As trumpism metastasizes, I've taken some comfort in the American system of checks and balances, especially the independent judiciary and the strong Constitutional tradition, which lets impact litigators like EFF and ACLU leverage the courts to overturn the executive branch; I've seen this work many times with EFF and other civil liberties organizations.

But as Corey Robin (previously), author of Fear: The History of a Political Idea reminds us, the darkest actions in America's darkest years were undertaken with the cooperation of American institutions, not in spite of them. Slavery and Jim Crow weren't accomplished by shredding the Constitution, but by interpreting it. The internment camps of WWII, the murder of trade unionists, were all accomplished through America's institutions, "often with the collusion of some of the most esteemed voices of liberty in the country."

Robin isn't saying that these institutions can't be put to good use, but rather that it's up to us to make them do yeoman service. We're aided in this by the fact that Trump and Bannon don't seem to understand how useful institutions could be to their program, and so they're deliberately making enemies of the intelligence agencies and administrative branch.

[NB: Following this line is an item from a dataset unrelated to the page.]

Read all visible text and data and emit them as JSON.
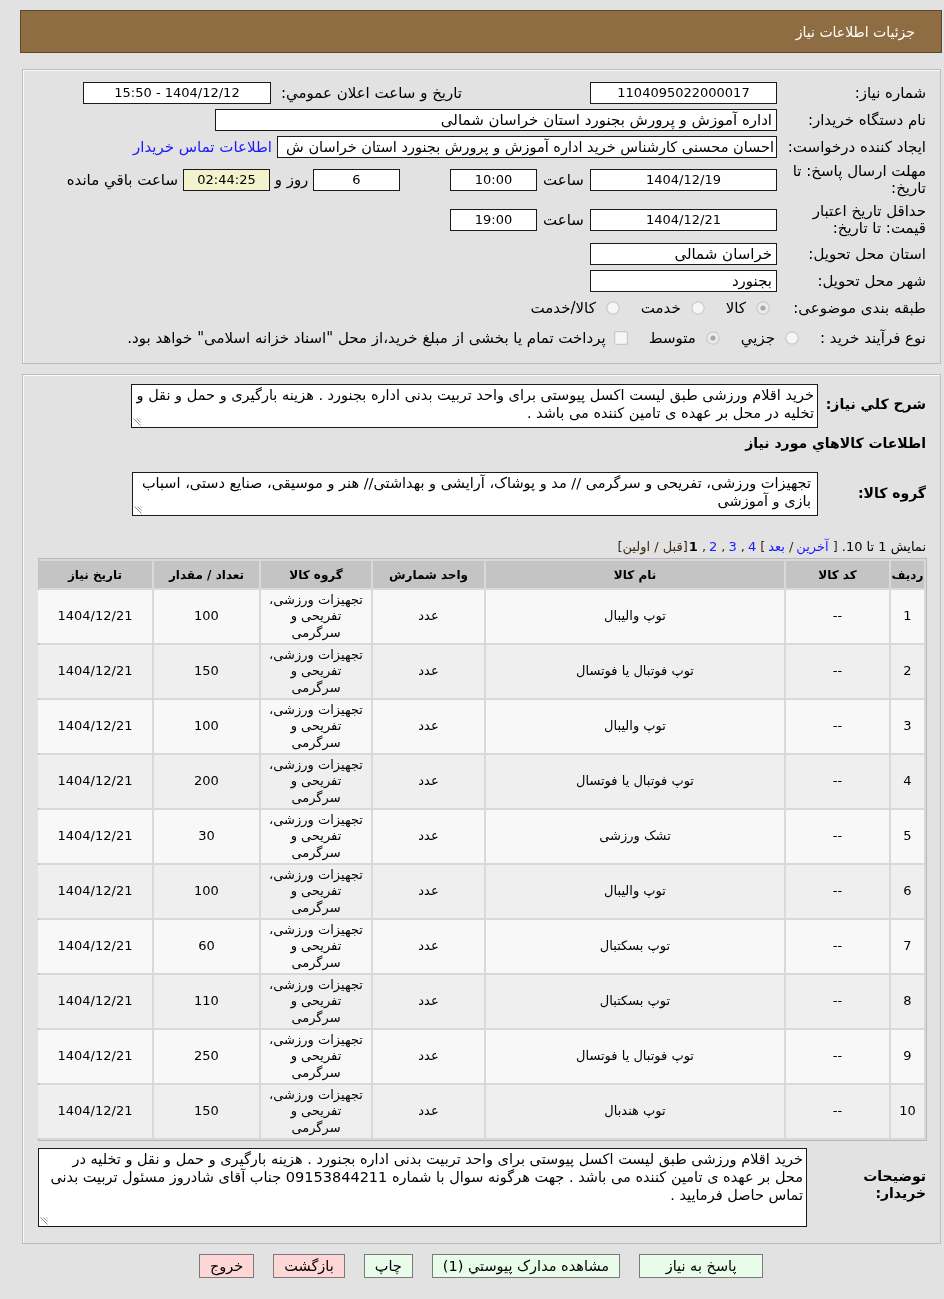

This is a country that in the last half-century has managed to undo some of the precious achievements of liberal civilization — the ban and revulsion against torture, the prohibition on preventive war, the right to organize, the skepticism of the imperial executive — through lawyers, genteel men of the Senate with their august traditions and practices, and the Supreme Court.

When it comes to the most terrible kinds of repression and violence, Fear, American Style has worked because it has given so many players a piece of the pie. The most prized elements of American constitutionalism — shared and fragmented power, compromise and consent, dispersed authority — are the very things that have animated and underwritten Fear, American Style.

Insofar as Trump and Bannon believe that we need authoritarian strongman politics in order to achieve their ultra-revanchist aims, they don't understand American politics. When it comes to American revanchism, that kind of strongman politics is almost entirely superfluous. Indeed, it's pure surplus. And may be well counterproductive to what they and their constituents truly want.